From the brief sumamry above it is quite clear that the road to triggering Article 50 has been anything but smooth. So, will the next two years be a further roller-
The next 2 years
A meeting of 27 other EU States has been hastily arranged for the end of April 2017 in order to allow them to discuss the joint bargaining position in relation to the UK. This in itself will be a very interesting meeting as it will show whether individual member States are going to take a unified approach or whether they are going to protect their own sovereign position. The weaker countries would clearly want to support a strong stance being taken against the UK Government however, many of the larger EU States have more to lose, and a trade war with the UK could damage them more than it would damage the UK. The extent of the German and French trade balance with the UK clearly shows who would be worse off, should a harsh stance be taken. Would they really call the UK bluff?

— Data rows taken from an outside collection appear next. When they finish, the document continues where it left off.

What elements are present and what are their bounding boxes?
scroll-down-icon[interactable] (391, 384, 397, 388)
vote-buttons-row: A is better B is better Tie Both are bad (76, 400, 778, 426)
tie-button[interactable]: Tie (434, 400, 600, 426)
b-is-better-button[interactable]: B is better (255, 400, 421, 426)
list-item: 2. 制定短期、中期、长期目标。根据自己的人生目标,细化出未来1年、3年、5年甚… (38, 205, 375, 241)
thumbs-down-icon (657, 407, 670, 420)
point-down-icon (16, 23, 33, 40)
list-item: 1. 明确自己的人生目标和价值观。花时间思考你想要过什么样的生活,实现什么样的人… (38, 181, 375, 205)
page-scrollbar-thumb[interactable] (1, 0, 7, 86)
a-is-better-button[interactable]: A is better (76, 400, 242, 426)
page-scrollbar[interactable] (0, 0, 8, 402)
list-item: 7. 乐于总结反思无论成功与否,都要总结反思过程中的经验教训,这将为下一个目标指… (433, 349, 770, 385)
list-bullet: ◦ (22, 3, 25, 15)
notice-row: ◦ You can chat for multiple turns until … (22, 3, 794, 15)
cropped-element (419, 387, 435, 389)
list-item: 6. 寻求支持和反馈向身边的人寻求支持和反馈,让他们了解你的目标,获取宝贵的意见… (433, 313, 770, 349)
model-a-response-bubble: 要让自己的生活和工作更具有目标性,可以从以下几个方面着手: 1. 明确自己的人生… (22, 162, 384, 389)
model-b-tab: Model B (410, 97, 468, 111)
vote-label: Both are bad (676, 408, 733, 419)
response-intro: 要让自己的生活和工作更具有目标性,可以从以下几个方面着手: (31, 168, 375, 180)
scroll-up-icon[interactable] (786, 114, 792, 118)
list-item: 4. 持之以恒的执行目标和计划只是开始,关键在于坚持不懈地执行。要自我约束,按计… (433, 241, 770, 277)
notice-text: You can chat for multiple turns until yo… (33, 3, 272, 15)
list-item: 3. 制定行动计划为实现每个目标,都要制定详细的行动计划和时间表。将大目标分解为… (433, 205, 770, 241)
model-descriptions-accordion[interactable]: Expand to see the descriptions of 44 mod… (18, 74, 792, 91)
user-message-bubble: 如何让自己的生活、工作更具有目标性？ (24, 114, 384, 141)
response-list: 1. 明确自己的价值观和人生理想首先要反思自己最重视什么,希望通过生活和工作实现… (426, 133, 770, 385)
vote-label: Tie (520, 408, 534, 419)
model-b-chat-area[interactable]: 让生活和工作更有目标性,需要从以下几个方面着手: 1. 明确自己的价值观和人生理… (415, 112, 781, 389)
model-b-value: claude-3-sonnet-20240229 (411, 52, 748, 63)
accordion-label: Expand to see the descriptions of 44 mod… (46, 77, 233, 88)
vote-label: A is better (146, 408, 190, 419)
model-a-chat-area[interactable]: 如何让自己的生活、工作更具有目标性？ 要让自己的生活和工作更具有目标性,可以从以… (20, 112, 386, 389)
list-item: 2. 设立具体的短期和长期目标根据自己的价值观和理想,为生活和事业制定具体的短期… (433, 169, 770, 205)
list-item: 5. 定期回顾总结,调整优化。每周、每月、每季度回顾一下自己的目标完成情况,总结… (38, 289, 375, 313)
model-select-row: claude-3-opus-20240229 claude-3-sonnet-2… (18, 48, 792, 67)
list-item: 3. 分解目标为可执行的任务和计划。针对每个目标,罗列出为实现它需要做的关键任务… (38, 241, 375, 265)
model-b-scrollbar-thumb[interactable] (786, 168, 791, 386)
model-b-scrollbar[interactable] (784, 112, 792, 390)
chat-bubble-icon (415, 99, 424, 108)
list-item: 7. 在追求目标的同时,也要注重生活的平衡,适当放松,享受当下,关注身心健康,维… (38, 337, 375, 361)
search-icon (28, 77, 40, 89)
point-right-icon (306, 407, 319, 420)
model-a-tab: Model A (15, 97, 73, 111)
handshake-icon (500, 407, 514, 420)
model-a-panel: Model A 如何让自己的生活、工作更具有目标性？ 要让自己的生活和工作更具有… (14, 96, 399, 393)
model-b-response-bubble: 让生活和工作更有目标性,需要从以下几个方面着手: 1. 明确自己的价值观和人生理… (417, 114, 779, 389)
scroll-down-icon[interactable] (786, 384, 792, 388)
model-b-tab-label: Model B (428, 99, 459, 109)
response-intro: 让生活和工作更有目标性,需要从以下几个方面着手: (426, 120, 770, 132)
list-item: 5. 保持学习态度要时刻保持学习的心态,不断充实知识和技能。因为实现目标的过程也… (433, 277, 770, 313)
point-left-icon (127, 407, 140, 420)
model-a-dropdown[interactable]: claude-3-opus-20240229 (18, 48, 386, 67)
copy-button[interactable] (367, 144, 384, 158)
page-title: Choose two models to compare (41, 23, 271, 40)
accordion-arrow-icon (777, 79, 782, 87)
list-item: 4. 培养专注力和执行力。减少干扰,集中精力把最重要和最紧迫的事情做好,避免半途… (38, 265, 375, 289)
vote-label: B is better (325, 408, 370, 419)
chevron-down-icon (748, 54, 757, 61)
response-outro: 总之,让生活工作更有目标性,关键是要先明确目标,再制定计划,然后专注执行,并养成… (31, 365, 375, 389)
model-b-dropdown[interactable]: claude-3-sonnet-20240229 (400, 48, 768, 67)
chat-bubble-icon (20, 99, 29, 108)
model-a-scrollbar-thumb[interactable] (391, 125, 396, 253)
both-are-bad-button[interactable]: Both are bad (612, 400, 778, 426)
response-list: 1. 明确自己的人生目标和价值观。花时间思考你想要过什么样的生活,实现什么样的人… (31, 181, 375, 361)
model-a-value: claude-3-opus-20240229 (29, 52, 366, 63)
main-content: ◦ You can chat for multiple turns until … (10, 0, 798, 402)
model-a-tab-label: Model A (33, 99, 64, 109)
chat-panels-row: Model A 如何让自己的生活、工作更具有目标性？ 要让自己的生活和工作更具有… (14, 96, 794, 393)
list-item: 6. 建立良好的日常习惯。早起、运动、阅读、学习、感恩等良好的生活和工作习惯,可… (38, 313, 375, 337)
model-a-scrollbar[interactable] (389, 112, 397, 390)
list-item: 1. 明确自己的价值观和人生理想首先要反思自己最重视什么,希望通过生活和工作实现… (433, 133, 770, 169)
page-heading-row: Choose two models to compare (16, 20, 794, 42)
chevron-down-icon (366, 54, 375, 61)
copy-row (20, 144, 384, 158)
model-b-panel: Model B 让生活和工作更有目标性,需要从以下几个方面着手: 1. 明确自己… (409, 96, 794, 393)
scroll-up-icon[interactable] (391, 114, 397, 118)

In addition to this, there is the small subject of the alleged 60 billion Euro divorce settlement that the EU will want the UK to pay. Should the UK be forced to walk away from the negotiations, and should they be forced to rely upon world trade rules there is little doubt that they would refuse to pay the 60 billion Euro divorce settlement, that the European Union would want paid. It is quite clear therefore that the first issue in Europe’s mind may well be this payment and securing its payment at all costs. This on the other hand would be potentially the last thing that the UK would want to discuss after all of the other issues have been resolved.
The jockeying has already begun, as the UK Foreign Minister, Boris Johnson, has already made it clear that as far as he is concerned, there is no question that the UK would be paying 60 billion Euros to the EU. Such a stance would have done little to appease the anger and annoyance that many in Europe have felt.
In addition, to the above, sounding’s from the UK have been clear, that should the EU play hard ball and should they punish the UK, the UK would use their Fiscal Policy to attract substantial businesses away from Europe by having the lowest corporation tax as well as business subsidy’s in any developed market. Would the EU really want that?
Mr Michel Barnier, the EU’s chief negotiator has also suggested that the negotiations need to be concluded by the Autumn of 2017 so as to allow sufficient time for each of the EU member States to be able to ratify such an agreement in their own country. Is this really realistic?
Given the 27 different stand points in relation to the negotiations; the UK’s undisclosed position as to what its priorities are; the limited amount of time to negotiate and reach an agreement; and the huge issue in relation to the amount of money to still be paid – it is unsurprising why many feel that the road ahead will be even more turbulent than the road that has just been travelled.